CodeGrok MCP

Semantic Code Search for AI Assistants

Give your AI assistant the power to truly understand your codebase

Features • Quick Start • Capabilities • Limitations • Integrations • Use Cases

What is CodeGrok MCP?

CodeGrok MCP is a Model Context Protocol (MCP) server that enables AI assistants to intelligently search and understand codebases using semantic embeddings and Tree-sitter parsing.

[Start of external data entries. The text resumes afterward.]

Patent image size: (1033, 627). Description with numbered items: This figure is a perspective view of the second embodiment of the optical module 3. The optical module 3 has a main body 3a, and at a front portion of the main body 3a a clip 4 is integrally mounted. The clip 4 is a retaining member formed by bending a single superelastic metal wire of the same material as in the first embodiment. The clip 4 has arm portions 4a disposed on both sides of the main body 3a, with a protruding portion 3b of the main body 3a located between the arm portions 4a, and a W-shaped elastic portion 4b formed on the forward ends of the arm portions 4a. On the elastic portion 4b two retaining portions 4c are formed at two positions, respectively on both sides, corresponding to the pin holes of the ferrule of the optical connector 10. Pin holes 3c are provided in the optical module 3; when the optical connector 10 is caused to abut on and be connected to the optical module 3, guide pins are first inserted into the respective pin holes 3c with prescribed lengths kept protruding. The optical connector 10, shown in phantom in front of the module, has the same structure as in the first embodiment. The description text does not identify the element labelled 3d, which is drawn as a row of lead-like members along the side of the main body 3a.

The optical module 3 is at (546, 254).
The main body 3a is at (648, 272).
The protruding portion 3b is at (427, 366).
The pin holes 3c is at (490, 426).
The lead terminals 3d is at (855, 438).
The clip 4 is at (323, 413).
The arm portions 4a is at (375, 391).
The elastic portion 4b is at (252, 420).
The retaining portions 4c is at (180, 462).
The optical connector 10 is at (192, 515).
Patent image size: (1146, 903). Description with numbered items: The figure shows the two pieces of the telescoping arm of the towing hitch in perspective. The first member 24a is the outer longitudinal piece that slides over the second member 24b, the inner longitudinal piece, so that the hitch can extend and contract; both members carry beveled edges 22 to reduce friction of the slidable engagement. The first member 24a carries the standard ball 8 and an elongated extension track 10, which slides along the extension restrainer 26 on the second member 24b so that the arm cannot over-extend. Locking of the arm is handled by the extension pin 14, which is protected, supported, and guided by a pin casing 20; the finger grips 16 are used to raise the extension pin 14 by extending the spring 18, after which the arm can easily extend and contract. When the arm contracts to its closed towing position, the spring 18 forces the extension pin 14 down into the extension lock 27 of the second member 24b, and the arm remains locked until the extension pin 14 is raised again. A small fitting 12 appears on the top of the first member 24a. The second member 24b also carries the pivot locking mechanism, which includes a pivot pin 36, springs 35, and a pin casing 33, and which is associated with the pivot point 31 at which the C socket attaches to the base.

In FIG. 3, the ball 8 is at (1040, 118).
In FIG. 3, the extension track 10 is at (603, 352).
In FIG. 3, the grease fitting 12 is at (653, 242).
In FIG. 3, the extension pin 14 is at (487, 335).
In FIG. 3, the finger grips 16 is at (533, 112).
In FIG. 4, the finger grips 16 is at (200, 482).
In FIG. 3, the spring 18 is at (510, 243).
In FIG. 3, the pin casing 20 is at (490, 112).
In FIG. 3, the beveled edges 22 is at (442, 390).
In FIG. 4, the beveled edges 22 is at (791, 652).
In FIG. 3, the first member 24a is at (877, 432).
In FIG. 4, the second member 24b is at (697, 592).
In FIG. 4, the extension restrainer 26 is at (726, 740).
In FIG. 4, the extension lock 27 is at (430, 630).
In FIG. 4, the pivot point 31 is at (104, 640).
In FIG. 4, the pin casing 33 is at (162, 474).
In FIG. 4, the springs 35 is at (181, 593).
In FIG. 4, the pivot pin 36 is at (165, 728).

Unlike simple text search, CodeGrok understands code structure - it knows what functions, classes, and methods are, and can find relevant code even when you describe it in natural language.

You: "Where is authentication handled?"
CodeGrok: Returns auth middleware, login handlers, JWT validation code...

Why Use CodeGrok?

The Problem: AI assistants have limited context windows. Sending your entire codebase is expensive and often impossible.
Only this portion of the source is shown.